Once the Trickling Springs plant is serviced and licensed again, it will start producing milk for the retail market, Brusco told The Washington Post. At least at first, the revived brand will focus on bottled organic milk, including chocolate milk, whole, 2 percent, skim and cream. Two farmers who used to sell organic milk to Trickling Springs have agreed to partner with the rejuvenated company, Brusco said.
“Trickling Springs had a very strong brand, and they were known for organic milk, which is something we currently don’t offer,” says Brusco, who owns South Mountain with his wife, Abby, as well as his brother-in-law Ben Sowers and his wife, Kate. The family hopes to have Trickling Springs milk back in retail stores by September. While retailers have not committed to buying the milk yet, several are interested, Brusco said, including Mom’s Organic Market.
After Trickling Springs shuttered last fall, South Mountain hired a handful of its former employees. The company expects to add another 25 to 30 employees to staff up for the relaunch of Trickling Springs, Brusco said. South Mountain also plans to use the recipes it purchased to roll out some of Trickling Springs’ beloved ice creams, but under the South Mountain brand. It even may eventually bring back Trickling Springs’ organic butter, Brusco said.
“Obviously, we’re trying to ease into this so we don’t overpromise and underdeliver,” he added.
South Mountain wants to avoid the alleged overexpansion that, in part, led to Trickling Springs’ demise, Brusco said. In January, the Pennsylvania Banking and Securities Commission ordered the four former owners of Trickling Springs, including de facto financial officer Philip Riehl, to pay nearly $4.4 million in fines for violations of the Pennsylvania Securities Act of 1972 and other regulations. The men were also permanently barred from the securities business, following an investigation into their practice of financing the creamery with money from their Mennonite community without telling investors that Trickling Springs was basically insolvent.

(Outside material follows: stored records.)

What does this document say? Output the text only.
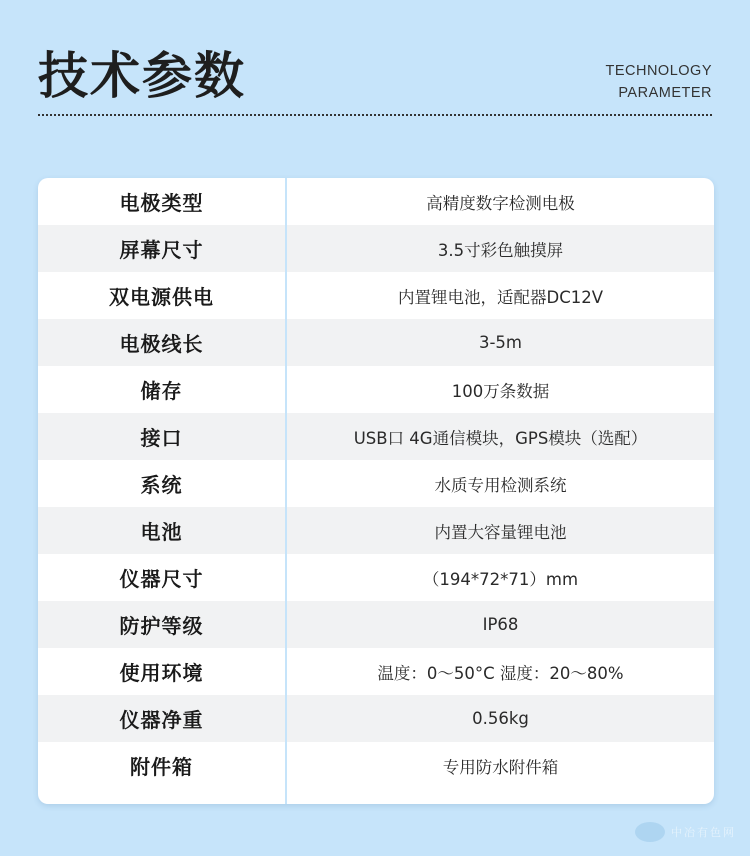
技术参数	TECHNOLOGY
PARAMETER
电极类型	高精度数字检测电极
屏幕尺寸	3.5寸彩色触摸屏
双电源供电	内置锂电池，适配器DC12V
电极线长	3-5m
储存	100万条数据
接口	USB口 4G通信模块，GPS模块（选配）
系统	水质专用检测系统
电池	内置大容量锂电池
仪器尺寸	（194*72*71）mm
防护等级	IP68
使用环境	温度：0～50°C 湿度：20～80%
仪器净重	0.56kg
附件箱	专用防水附件箱
中冶有色网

In February, Riehl pleaded guilty to conspiracy and fraud charges in what federal prosecutors called one of the biggest Ponzi schemes in Pennsylvania history, which “targeted members of the Mennonite and Amish religious communities in Pennsylvania and elsewhere, of which the defendant is a member.” Prosecutors said the scheme swallowed up nearly $60 million in investor cash. Riehl is expected to be sentenced soon.
All four former owners were excommunicated from their Mennonite churches over their dealings with Trickling Springs.
“At the end of the day, we’re doing this because we have a very strong passion for local food, and we want to connect that to our community,” said Brusco.
“I’m not limiting us on size, but we’ll never be that corporate structure. That’s not what I’m after,” he added. “I”m not trying to be the Amazon of this type of business.”